How to read the rest of the corpus
A few conventions run through every document, worth knowing up front:
- Conditional markets is the umbrella term for the whole product area, used everywhere. The five-book set built from one underlying and one event is a family; its outcomes are branches (YES / NO); a single book is a leg.
- A small, consistent notation recurs: F the underlying forward, p the YES probability (also the YES binary's price), Δ the impact (the spread between the two conditional prices), CY / CN the YES / NO conditional perpetual prices, BY / BN the YES / NO binary prices, σ / ρ volatility and correlation, and IM / MM initial and maintenance margin. (In this corpus MM always means maintenance margin, never "market maker.") Each symbol is reintroduced the first time it appears in a document, so any doc stands on its own.
- No-arbitrage identities are relationships, not guarantees.
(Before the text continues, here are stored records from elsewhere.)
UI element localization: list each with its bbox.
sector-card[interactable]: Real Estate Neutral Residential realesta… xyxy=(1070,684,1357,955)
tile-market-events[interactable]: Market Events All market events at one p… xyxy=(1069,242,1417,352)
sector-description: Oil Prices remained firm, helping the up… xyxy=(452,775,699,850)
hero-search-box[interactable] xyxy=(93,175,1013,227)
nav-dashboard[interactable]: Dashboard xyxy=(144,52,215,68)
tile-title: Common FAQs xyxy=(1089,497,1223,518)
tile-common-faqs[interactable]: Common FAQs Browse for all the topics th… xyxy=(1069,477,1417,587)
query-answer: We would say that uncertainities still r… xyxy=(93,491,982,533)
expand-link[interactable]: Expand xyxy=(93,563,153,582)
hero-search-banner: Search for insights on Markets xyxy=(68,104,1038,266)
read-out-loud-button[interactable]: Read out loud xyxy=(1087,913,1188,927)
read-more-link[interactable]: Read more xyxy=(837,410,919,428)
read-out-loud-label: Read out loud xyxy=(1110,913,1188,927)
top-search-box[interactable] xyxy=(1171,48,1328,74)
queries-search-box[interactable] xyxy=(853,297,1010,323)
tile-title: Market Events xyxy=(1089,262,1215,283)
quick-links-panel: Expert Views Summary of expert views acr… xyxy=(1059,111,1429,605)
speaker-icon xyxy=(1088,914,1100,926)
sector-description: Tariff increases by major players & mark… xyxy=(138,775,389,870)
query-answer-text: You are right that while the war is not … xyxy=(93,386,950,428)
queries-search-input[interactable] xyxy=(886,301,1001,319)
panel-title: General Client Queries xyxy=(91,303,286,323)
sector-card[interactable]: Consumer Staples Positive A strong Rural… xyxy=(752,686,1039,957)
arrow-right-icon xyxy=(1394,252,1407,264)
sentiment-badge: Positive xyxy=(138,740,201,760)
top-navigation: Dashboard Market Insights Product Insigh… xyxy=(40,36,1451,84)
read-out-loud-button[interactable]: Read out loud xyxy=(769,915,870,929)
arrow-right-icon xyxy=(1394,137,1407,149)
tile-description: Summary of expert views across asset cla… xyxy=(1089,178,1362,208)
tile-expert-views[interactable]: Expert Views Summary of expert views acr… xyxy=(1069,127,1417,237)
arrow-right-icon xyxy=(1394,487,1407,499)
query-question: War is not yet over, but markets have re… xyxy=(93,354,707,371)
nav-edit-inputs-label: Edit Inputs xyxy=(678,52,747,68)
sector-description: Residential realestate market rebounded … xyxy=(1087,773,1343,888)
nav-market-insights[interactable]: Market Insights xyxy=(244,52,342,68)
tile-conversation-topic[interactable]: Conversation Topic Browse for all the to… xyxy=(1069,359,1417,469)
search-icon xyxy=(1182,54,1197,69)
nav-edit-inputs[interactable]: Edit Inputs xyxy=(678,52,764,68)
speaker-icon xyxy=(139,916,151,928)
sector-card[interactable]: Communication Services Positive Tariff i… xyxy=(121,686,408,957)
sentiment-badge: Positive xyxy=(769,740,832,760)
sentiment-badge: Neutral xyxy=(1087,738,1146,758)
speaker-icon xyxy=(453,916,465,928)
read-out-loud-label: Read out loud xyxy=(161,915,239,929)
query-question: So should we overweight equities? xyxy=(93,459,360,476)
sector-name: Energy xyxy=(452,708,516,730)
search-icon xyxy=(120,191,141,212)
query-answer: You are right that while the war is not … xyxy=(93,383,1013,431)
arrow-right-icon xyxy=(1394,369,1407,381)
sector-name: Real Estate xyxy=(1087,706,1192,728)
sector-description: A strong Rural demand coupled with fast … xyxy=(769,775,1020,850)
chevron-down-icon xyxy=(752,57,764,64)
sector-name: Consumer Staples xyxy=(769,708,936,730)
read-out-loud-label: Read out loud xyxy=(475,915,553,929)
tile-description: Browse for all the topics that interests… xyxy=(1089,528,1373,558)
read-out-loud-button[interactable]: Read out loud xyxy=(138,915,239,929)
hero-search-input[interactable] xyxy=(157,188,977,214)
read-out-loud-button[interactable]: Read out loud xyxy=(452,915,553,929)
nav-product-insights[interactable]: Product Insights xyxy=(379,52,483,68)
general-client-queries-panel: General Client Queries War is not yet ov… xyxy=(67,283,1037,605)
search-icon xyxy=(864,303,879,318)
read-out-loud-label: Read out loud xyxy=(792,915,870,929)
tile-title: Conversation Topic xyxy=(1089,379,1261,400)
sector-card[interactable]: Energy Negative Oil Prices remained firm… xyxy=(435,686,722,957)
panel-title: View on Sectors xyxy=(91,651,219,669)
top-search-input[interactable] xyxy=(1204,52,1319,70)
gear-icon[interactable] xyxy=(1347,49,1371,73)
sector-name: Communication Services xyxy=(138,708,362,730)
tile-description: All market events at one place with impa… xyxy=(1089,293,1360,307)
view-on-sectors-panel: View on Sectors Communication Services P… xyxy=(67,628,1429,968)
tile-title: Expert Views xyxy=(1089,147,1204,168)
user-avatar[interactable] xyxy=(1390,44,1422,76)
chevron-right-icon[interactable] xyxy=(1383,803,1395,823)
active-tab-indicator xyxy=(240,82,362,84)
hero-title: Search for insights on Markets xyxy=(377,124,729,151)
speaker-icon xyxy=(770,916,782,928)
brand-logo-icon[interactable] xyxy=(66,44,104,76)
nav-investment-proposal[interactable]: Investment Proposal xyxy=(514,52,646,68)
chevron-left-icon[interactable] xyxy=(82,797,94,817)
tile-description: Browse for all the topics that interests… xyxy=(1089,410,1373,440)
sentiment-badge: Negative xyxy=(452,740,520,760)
Wherever you see F = p·CY + (1 − p)·CN, BY + BN ≈ $1, or similar, read them as how fair prices relate — held by arbitrage, not enforced by the engine.
- Numbers are illustrative. Any worked figure is an example chosen to make a mechanism concrete, not a live or canonical value.
You can read straight through from here, or jump to whichever document answers your question — each is written to stand alone. If you are new to Proof, the most direct path is this overview, then market structure and instruments, then settlement, then the margin documents; pricing and trading go deeper for readers who want the reasoning underneath. Two things are worth carrying into everything else, because they correct the most common misconceptions: a losing conditional perpetual is voided with margin returned, not a loss to zero, and a hedge built from a conditional perpetual holds in the branch where that perpetual fires — so the standard practice is to plan for the post-resolution position you want and to flatten or fully box ahead of resolution.